Most people think that authors get a story idea, they write it, they have an editor look at it, then BAM they get it published. I'm here to dispel that myth. It's a long, sometimes painful process of self-discovery and a test of resilience. Here is my experience with publishing my debut novel...
When I was writing my first book, we had just moved to Montana and I had taken a few years off work to be home with my kids. During the endless winter days with long kid naps, I occupied my time with reading, writing, and ancestry searches. When I searched my husband's family who settled French Canada, I found a history rich with unbelievable details and intrigue. What a great book this would make, I thought.

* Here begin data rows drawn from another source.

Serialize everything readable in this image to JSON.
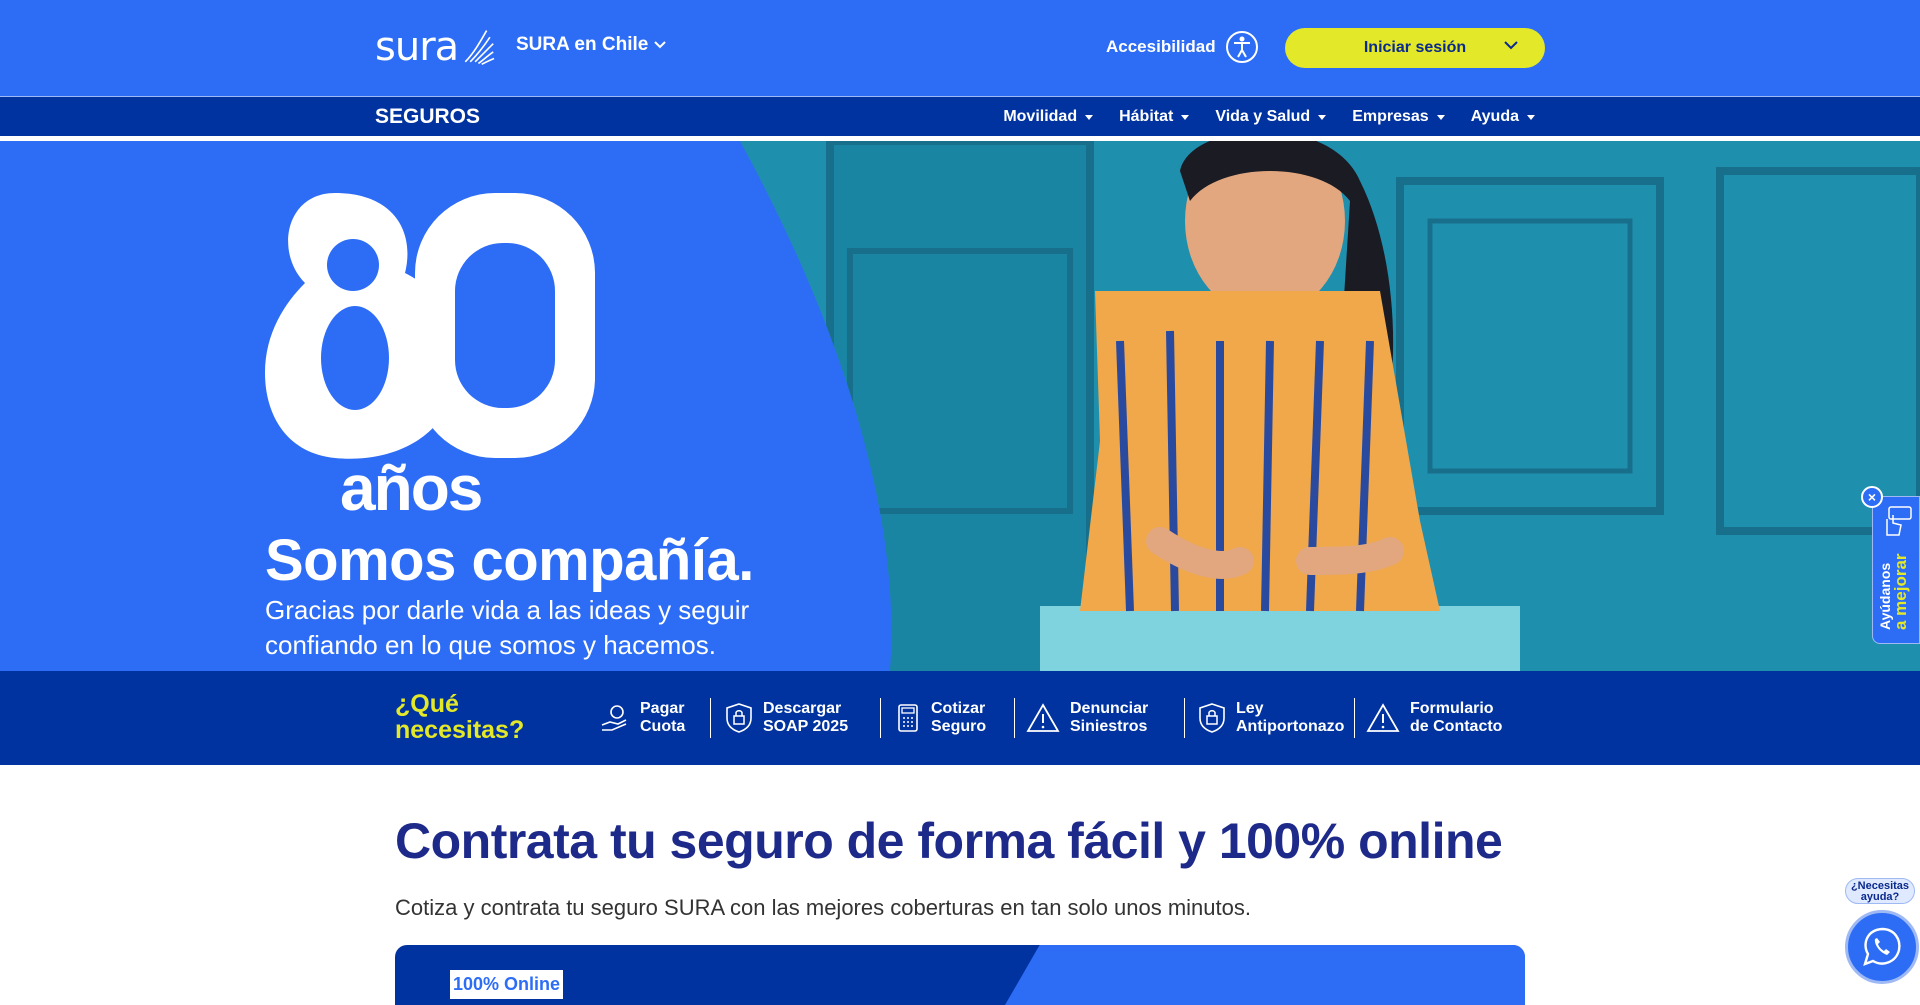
{
  "header": {
    "logo_text": "sura",
    "country_label": "SURA en Chile",
    "accessibility_label": "Accesibilidad",
    "login_label": "Iniciar sesión"
  },
  "nav": {
    "title": "SEGUROS",
    "items": [
      {
        "label": "Movilidad"
      },
      {
        "label": "Hábitat"
      },
      {
        "label": "Vida y Salud"
      },
      {
        "label": "Empresas"
      },
      {
        "label": "Ayuda"
      }
    ]
  },
  "hero": {
    "number": "80",
    "years": "años",
    "title": "Somos compañía.",
    "subtitle": "Gracias por darle vida a las ideas y seguir confiando en lo que somos y hacemos."
  },
  "feedback": {
    "line1": "Ayúdanos",
    "line2": "a mejorar",
    "close": "×"
  },
  "quick": {
    "question_line1": "¿Qué",
    "question_line2": "necesitas?",
    "actions": [
      {
        "label": "Pagar\nCuota",
        "icon": "hand-coin-icon"
      },
      {
        "label": "Descargar\nSOAP 2025",
        "icon": "shield-lock-icon"
      },
      {
        "label": "Cotizar\nSeguro",
        "icon": "calculator-icon"
      },
      {
        "label": "Denunciar\nSiniestros",
        "icon": "warning-icon"
      },
      {
        "label": "Ley\nAntiportonazo",
        "icon": "shield-lock-icon"
      },
      {
        "label": "Formulario\nde Contacto",
        "icon": "warning-icon"
      }
    ]
  },
  "content": {
    "title": "Contrata tu seguro de forma fácil y 100% online",
    "subtitle": "Cotiza y contrata tu seguro SURA con las mejores coberturas en tan solo unos minutos.",
    "promo_badge": "100% Online"
  },
  "help": {
    "bubble_line1": "¿Necesitas",
    "bubble_line2": "ayuda?"
  },
  "colors": {
    "primary_blue": "#2d6df6",
    "dark_blue": "#0033a0",
    "accent_yellow": "#e3e829",
    "title_navy": "#1e2a8a"
  }
}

Fast forward to the summer of 2019. I had self-published my first book and was still very much in over my head in the writing world. And the Daughter of the King story scared the wits out of me. Writing about religious persecution in the 1600s? Not the best idea for a new author. But after a few years of this story nudging me, one afternoon in August, I took a stab at it. Isabelle Colette and her world in La Rochelle started to form.
I combed college campus libraries and bookstores for books on King Louis XIV, 1660 France, Huguenots, European history, the settling of French Canada, and of course, devoured everything I could find on the Filles du Roi (Daughters of the King). I wrote and wrote and erased and wrote some more.
By this time, I had decided that I was going to be an author, come hell or high water. So I joined the Women's Fiction Writers Association. They paired me with a critique group of fellow authors. I had been working every day on what was then titled Beautiful Rebel (residents of La Rochelle call their city "belle rebelle").
My critique group formed an instant bond. We tore through each other's manuscripts, coached each other, pushed each other. There were tears and moments of triumph and lots of feedback to help me grow. I took classes, watched webinars. Had beta readers. And still, it wasn't ready. My writing needed a lot of work. So I kept at it. Every day. Sometimes all day Saturday and Sunday, I read craft books and made notes.
Finally, it was time. I pitched it at an agent event through WFWA and on Twitter. Crickets.
Okay, maybe I'm not ready.
Back at it. I rewrote scenes, erased chapters. Cried a bit. Dreamt about Isabelle almost every night. Hired another editor and attended classes with my local writing group. Now it was time to query.
A query is a letter you send to literary agents to pitch your book idea. If they like it, they ask for pages. Finding the ones that represent your genre and are open to queries requires a whole lot of research and patience. And agents on average sign about 1% of their submissions. One percent. I sent out my first round of a dozen. Crickets again.
Turns out, writing queries is another animal. There's a science to it and I didn't have the secret. Back at it.
I took query workshops and rewrote my manuscript for maybe the tenth time. Not just a few words... the whole thing.
Another batch of queries. This time, a few bites. A partial request for 50 pages and a full request! I sent them over and celebrated. Progress.
Both loved the idea but didn't fall in love. Agent code for, your writing is not there yet. Another revision. More classes. More beta readers. And yep, more queries. I was up to about 60 by this point and also threw in some small presses that fellow WFWA authors recommended. A small press is an independent publisher that doesn't always require an agent. The big houses (Random House/Penguin, Simon & Schuster, etc...) only accept agented pitches.
By 75 queries, and not one bite, I had all but given up. Not on Isabelle, but on pushing this story. I was tired of being told no. I decided to switch gears and write whatever the hell I wanted without worry about pitching or querying. Out came My Boring Life. And I loved every second of writing that book. It was pure joy.
Check it out here:
Daughter of the King had been shelved. I hadn't looked at it in months. It was too painful and I was too close to it.
And then, a response from a press. They wanted to see the manuscript. So I sent it over. And I started to prepare to publish My Boring Life. The press responded with an R&R- a revise and resubmit. The notes said that I could spin a tale and had a talent for storytelling but I wasn't there yet. But this time, he gave me specific feedback that I could use. So, I opened the story again, and I saw it so clearly. He was right. Everything he said resonated with me. And let me tell you, having one person say that there is talent there is enough to fuel you for months. So I tore through it. Another revision. Major surgery. But this time, I felt it. The story started to click and I knew that it hadn't been ready before. But it was ready now.
I revised and in the process received another request from a second press. With some help from my author friends, I had a finalized MS and resubmitted to both presses.
A snowy morning this last December, I received an email that one wanted to publish it. I almost cried. The other press asked for some changes still, but I liked my offer from Black Rose. So I signed the contract. The story that started in my head back in 2017 will finally be published on December 16, 2021. And you know what? I'm a better writer for having been through this process. Not just technically, but I'm more tenacious, more committed. I can handle rejection and I understand the publishing world a bit better. I'm tougher. And that is a requirement to be a writer.
Pre-order for Daughter of the King will be up very soon. It's an understatement to say that I'm proud of this accomplishment. I love this story so much that I plan to write a series. But for now, I'm enjoying the ride.